Riassumendo il carro di Eretum era una specie di carro a due cavalli, con l’abitacolo che contemplava la seduta del conducente. Le lamine in bronzo del carro o calesse appunto lavorate a sbalzo furono realizzate da artisti etruschi di Caeri e rappresentano immagini di uccelli, animali fantastici ma anche fiere esotiche come leoni e leonesse, uno degli esempi più significativi dell’arte tardo – orientalizzante dell’Italia centrale tirrenica. Considerato il grande valore decorativo delle lamine, probabilmente anche le ricche bardature equine erano riservate agli animali che trainavano il calesse. Sono presenti nella raccolta anche una coppia di rivestimenti bronzei delle testiere (prometopidia), dei collari e dei pettorali (prosternidia).

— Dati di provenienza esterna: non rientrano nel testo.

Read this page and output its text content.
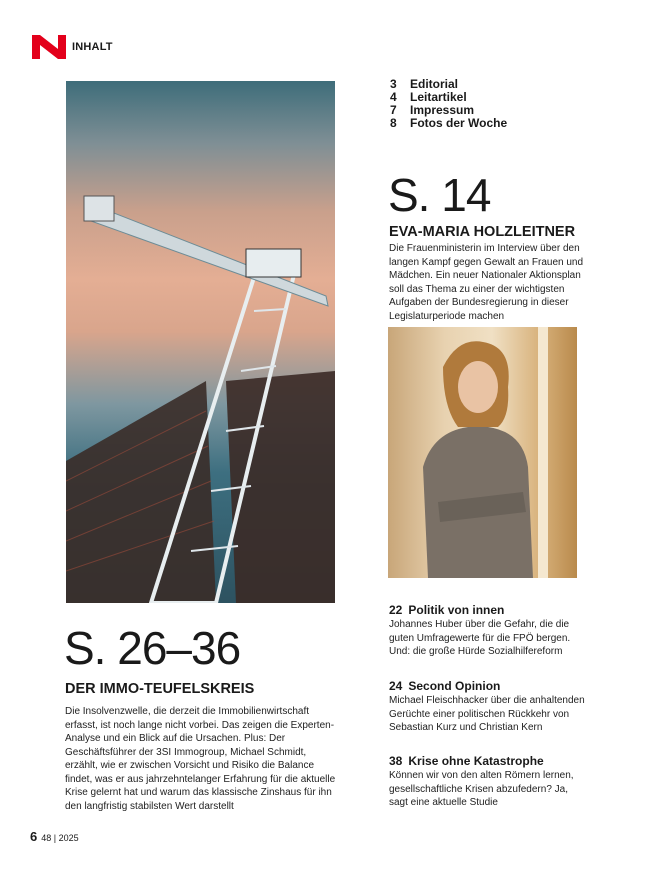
INHALT
3 Editorial
4 Leitartikel
7 Impressum
8 Fotos der Woche
S. 14
EVA-MARIA HOLZLEITNER
Die Frauenministerin im Interview über den langen Kampf gegen Gewalt an Frauen und Mädchen. Ein neuer Nationaler Aktionsplan soll das Thema zu einer der wichtigsten Aufgaben der Bundesregierung in dieser Legislaturperiode machen
S. 26–36
DER IMMO-TEUFELSKREIS
Die Insolvenzwelle, die derzeit die Immobilienwirtschaft erfasst, ist noch lange nicht vorbei. Das zeigen die Experten-Analyse und ein Blick auf die Ursachen. Plus: Der Geschäftsführer der 3SI Immogroup, Michael Schmidt, erzählt, wie er zwischen Vorsicht und Risiko die Balance findet, was er aus jahrzehntelanger Erfahrung für die aktuelle Krise gelernt hat und warum das klassische Zinshaus für ihn den langfristig stabilsten Wert darstellt
22 Politik von innen
Johannes Huber über die Gefahr, die die guten Umfragewerte für die FPÖ bergen. Und: die große Hürde Sozialhilfereform
24 Second Opinion
Michael Fleischhacker über die anhaltenden Gerüchte einer politischen Rückkehr von Sebastian Kurz und Christian Kern
38 Krise ohne Katastrophe
Können wir von den alten Römern lernen, gesellschaftliche Krisen abzufedern? Ja, sagt eine aktuelle Studie
6 48 | 2025
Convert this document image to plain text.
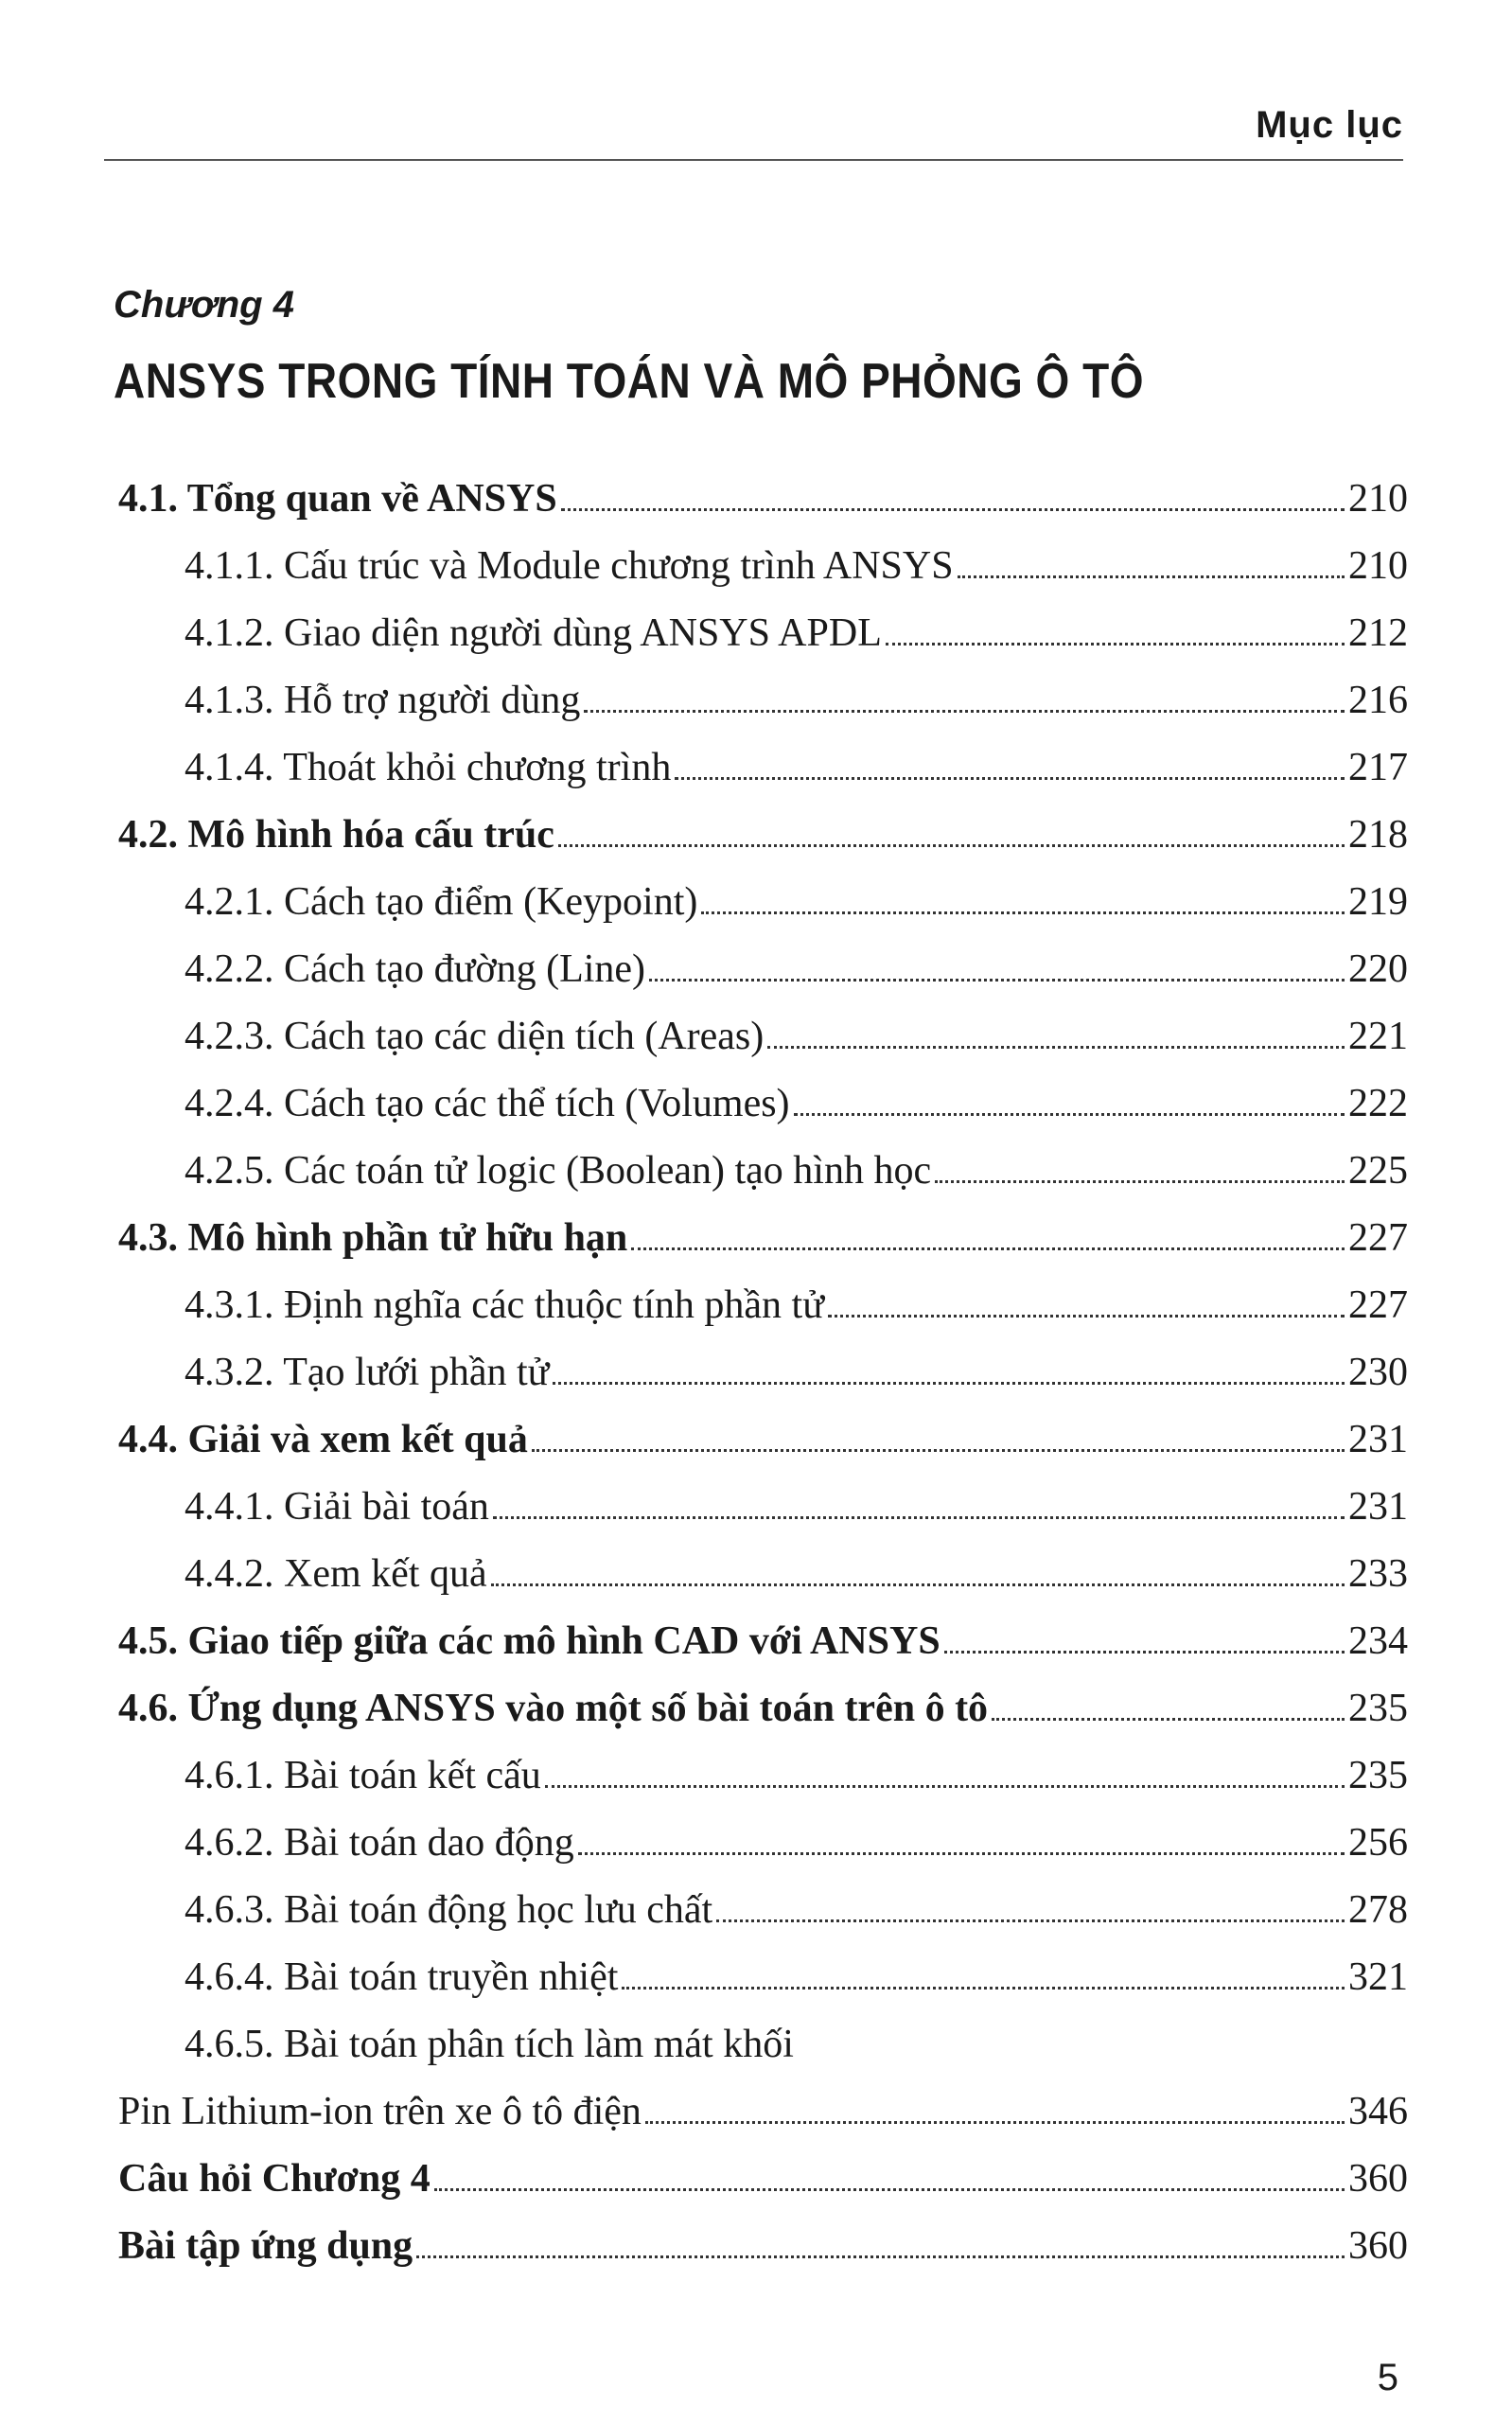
Mục lục
Chương 4
ANSYS TRONG TÍNH TOÁN VÀ MÔ PHỎNG Ô TÔ
4.1. Tổng quan về ANSYS	210
4.1.1. Cấu trúc và Module chương trình ANSYS	210
4.1.2. Giao diện người dùng ANSYS APDL	212
4.1.3. Hỗ trợ người dùng	216
4.1.4. Thoát khỏi chương trình	217
4.2. Mô hình hóa cấu trúc	218
4.2.1. Cách tạo điểm (Keypoint)	219
4.2.2. Cách tạo đường (Line)	220
4.2.3. Cách tạo các diện tích (Areas)	221
4.2.4. Cách tạo các thể tích (Volumes)	222
4.2.5. Các toán tử logic (Boolean) tạo hình học	225
4.3. Mô hình phần tử hữu hạn	227
4.3.1. Định nghĩa các thuộc tính phần tử	227
4.3.2. Tạo lưới phần tử	230
4.4. Giải và xem kết quả	231
4.4.1. Giải bài toán	231
4.4.2. Xem kết quả	233
4.5. Giao tiếp giữa các mô hình CAD với ANSYS	234
4.6. Ứng dụng ANSYS vào một số bài toán trên ô tô	235
4.6.1. Bài toán kết cấu	235
4.6.2. Bài toán dao động	256
4.6.3. Bài toán động học lưu chất	278
4.6.4. Bài toán truyền nhiệt	321
4.6.5. Bài toán phân tích làm mát khối
Pin Lithium-ion trên xe ô tô điện	346
Câu hỏi Chương 4	360
Bài tập ứng dụng	360
5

Tramite i rivestimenti in lamina bronzea di lunghi mozzi, muniti di testata in ferro con foro cilindrico per i bracci dell’assale, è stato identificato un altro carro, a due ruote. Ciò che rimane oltre ai mozzi da la certezza che la tipologia del mezzo riguarda un carro da parata, non idoneo a corsa veloce. L’abitacolo probabilmente era decorato da due terminali in bronzo fuso conformati a protome leonine, a tutt’oggi scomparsi nel mercato antiquario illegale.

Un elemento non appartenente alla tomba XI è un’anfora etrusco corinzia attribuita al Pittore della Sfinge Barbuta, che nelle decorazioni richiama alla memoria gli esseri mostruosi barbuti delle lamine bronzee, tema frequente nel VII – VI secolo a. C. nel contesto etrusco – italico, non si ha nozione precisamente del luogo d’origine.

La mostra di grande valore scientifico e archeologico, meritevole di risonanza internazionale, restituisce alla Sabina la dignità che merita attraverso la sua lunga e nobile storia offrendo al territorio una stimolante opportunità di crescita culturale.